The news of chief executive and registrar Dickon Weir-Hughes’ sudden exit from the Nursing and Midwifery Council couldn’t have come at a worse time for nursing.
With such high-level media interest in cases such as Stepping Hill and Mid Staffs, not to mention the prime minister’s recent pledge to improve standards of care, this should be a time for the regulator to instil confidence in its registrants.
The public, the media and the government want and need to be reassured that the regulator is a worthy body to be scrutinising nurses. But the NMC itself is now going to be under much scrutiny and the subject of much speculation. Although that is familiar ground. The NMC is no stranger to mismanagement accusations, many of which were revealed in this magazine five years ago.

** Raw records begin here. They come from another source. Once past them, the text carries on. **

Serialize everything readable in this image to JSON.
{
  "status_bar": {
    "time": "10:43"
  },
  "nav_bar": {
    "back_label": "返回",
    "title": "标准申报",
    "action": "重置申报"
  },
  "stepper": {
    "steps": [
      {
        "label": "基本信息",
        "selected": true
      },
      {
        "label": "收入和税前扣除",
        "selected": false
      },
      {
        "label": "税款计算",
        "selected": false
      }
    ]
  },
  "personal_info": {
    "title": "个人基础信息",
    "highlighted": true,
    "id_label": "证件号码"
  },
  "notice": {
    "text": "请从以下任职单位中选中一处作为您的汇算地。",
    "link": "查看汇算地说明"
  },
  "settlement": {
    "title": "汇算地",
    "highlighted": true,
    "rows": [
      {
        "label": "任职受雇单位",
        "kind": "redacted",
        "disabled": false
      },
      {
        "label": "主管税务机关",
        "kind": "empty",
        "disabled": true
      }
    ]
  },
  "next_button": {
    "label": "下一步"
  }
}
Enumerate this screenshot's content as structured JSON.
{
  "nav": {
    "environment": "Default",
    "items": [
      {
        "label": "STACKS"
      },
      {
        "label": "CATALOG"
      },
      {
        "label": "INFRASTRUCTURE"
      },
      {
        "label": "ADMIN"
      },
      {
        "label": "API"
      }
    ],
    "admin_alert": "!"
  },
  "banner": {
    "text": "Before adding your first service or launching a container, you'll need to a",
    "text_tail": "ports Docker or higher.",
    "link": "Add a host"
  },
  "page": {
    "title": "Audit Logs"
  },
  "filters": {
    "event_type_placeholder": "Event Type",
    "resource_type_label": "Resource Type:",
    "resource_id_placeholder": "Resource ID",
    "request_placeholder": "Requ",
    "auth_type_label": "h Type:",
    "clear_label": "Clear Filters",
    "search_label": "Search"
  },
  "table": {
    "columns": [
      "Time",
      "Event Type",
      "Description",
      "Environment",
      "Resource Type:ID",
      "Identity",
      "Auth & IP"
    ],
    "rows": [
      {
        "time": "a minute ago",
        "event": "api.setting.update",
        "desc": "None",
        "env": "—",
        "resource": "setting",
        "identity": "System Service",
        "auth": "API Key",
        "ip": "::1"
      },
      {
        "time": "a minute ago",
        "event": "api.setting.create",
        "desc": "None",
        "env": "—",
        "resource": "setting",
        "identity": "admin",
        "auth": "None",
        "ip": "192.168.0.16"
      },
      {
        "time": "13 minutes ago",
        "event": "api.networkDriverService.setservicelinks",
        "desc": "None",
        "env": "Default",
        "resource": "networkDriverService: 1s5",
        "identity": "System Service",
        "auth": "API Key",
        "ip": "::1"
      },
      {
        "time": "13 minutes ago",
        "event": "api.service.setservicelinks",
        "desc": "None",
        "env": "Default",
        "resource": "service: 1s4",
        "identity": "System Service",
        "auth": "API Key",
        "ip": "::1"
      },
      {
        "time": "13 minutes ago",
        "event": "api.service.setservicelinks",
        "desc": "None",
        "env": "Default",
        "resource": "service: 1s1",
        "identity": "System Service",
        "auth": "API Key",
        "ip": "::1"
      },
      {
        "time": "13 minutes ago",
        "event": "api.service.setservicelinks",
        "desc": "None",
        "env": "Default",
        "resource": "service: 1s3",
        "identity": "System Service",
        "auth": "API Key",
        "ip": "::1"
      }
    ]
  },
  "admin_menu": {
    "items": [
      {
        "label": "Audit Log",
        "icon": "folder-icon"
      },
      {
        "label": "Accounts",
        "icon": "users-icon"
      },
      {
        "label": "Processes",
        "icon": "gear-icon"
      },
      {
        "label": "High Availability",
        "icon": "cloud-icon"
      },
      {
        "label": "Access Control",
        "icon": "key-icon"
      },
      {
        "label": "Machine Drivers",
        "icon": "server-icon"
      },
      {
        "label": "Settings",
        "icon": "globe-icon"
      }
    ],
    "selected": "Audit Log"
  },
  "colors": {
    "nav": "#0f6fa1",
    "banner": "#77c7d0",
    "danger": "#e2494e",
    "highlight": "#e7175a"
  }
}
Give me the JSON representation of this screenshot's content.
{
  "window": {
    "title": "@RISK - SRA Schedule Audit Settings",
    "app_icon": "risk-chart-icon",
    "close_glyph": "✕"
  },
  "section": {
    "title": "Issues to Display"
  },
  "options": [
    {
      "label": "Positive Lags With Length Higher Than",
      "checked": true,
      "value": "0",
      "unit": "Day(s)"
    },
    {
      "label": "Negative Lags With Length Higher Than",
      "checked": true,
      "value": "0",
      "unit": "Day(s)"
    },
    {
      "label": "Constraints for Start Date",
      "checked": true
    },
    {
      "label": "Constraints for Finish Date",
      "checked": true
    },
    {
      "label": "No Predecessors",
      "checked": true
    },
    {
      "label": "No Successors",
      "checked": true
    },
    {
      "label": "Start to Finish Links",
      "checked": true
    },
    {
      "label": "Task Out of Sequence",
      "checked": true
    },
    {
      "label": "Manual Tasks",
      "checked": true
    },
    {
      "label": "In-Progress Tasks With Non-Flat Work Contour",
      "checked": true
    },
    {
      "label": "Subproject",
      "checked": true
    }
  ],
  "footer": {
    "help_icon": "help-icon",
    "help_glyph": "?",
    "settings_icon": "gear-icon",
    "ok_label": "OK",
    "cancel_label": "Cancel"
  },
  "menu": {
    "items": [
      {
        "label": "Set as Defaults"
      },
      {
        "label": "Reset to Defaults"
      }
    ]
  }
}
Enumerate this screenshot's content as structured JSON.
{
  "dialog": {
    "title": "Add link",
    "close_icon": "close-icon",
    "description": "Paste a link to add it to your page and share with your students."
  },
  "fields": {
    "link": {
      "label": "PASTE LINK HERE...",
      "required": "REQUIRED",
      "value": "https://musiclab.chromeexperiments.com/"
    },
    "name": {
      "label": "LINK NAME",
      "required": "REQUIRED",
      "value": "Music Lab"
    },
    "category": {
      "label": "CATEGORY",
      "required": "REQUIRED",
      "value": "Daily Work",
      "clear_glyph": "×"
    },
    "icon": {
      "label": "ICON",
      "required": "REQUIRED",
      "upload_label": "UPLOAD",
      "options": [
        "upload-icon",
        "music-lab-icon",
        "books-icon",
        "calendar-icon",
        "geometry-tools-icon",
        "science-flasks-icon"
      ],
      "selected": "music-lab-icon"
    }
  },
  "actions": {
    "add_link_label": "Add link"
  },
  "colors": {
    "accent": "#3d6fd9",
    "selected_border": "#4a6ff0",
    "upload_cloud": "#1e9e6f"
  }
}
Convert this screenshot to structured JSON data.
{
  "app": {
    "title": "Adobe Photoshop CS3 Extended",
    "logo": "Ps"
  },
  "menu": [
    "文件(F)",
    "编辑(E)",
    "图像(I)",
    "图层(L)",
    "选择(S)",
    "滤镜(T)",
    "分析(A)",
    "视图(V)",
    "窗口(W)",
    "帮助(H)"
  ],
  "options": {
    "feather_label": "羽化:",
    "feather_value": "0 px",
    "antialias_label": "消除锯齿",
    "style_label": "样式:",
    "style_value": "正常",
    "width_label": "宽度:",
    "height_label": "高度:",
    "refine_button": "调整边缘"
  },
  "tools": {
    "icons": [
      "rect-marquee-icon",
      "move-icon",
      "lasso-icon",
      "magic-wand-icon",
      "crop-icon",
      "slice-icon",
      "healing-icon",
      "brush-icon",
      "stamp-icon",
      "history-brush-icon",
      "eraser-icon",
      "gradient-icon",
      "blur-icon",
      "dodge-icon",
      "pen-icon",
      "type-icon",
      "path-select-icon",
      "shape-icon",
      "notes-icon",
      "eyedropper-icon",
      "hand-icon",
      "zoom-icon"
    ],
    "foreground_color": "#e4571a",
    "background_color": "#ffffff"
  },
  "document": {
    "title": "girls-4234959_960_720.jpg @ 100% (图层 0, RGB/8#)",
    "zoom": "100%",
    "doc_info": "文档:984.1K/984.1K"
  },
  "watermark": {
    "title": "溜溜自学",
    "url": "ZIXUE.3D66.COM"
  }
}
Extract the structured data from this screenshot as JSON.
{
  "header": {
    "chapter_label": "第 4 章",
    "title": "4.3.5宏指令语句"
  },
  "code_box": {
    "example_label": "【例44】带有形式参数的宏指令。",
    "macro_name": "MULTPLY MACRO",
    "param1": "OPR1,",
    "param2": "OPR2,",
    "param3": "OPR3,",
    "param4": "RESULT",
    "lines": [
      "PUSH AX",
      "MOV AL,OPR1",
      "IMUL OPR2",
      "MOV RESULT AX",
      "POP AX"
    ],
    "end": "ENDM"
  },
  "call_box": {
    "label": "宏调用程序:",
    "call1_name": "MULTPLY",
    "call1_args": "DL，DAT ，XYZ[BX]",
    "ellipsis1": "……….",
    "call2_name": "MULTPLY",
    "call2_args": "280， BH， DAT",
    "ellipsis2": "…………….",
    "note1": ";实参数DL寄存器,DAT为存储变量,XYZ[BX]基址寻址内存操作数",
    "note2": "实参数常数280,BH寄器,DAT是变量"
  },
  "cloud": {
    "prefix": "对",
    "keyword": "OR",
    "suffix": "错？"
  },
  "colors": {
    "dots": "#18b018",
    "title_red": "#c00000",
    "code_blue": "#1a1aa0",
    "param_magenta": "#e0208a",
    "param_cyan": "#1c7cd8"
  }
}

The profession can’t afford for its regulator to be thought of as having skeletons in its cupboard – even if they don’t really exist. The focus must be on how it handles the register, presides over the standards of nursing and manages fitness to practise cases – and achieving all that has been missing from some previous administrations. It’s little wonder that nurses’ confidence in the institution is shaky. Able to empathise with many nurses because of his previous experience in working in a struggling London trust, Professor Weir-Hughes did manage to gain more support than is usual for someone in that role.
Many are concerned about what a challenge the NMC now faces in finding a replacement who can ensure that standards are set and monitored consistently. And someone who ensures that the way the regulator conducts itself is beyond reproach. That can’t really be too much to ask - can it? We wish them well with their search.